Cloud computing requires huge data centers that consume significant amounts of electric energy. Such a significant energy consumer may be a risk factor for the power company since it increases the peak load and overload can occur, harming the equipment. This paper is motivated by the fact that the energy consumption of a data center is huge but elastic because the load in a data center can be transferred to other data centers. Since data centers pursue energy cost reduction, it is possible to use a data center heavily that is in a region where high incentives or low tariff rates are applied. To prevent overloads of power distribution networks, utilities need to determine incentives and tariff rates appropriately.

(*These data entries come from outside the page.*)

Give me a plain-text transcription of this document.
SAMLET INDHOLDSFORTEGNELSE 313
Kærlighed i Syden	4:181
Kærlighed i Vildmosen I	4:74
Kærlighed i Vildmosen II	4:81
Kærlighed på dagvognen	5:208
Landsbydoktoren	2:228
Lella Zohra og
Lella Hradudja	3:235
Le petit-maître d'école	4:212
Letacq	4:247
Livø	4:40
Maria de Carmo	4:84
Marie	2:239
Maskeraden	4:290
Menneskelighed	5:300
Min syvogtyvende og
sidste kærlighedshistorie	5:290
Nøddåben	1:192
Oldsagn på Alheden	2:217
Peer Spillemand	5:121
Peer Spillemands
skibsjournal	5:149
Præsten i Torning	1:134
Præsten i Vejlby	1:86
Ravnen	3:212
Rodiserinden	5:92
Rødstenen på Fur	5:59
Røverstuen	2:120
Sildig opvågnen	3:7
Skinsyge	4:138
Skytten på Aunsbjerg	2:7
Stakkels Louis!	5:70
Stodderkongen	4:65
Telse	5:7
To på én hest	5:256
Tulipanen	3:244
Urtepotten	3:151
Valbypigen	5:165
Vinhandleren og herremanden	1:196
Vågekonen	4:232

The major contribution of this paper is the solution of the energy consumption problem from the viewpoint of both data centers and utilities. This paper uses two-stage solutions: one is for data centers and the other is for utilities. To optimize the energy consumption for a data center, an objective function based on locational marginal price (LPM) and incentive-related parameters is used. The constraints include important characteristics for data centers, such as quality of service and energy cost per load. The objective function for utilities includes the overload risk, called electric load index (ELI), and cost for incentives. Simulation results show that the proposed method reduces ELI by 12 percent for utilities and energy cost by 46 percent for data centers, which provides a win-win solution to both sides.
According to the paper, the authors transform the optimization problems as linear problems and use a branch-and-bound algorithm. The authors exclude the details of the solution due to the page limit and refer to a technical paper. However, the link for the technical paper is not available through the Internet, which makes it hard to verify the solution.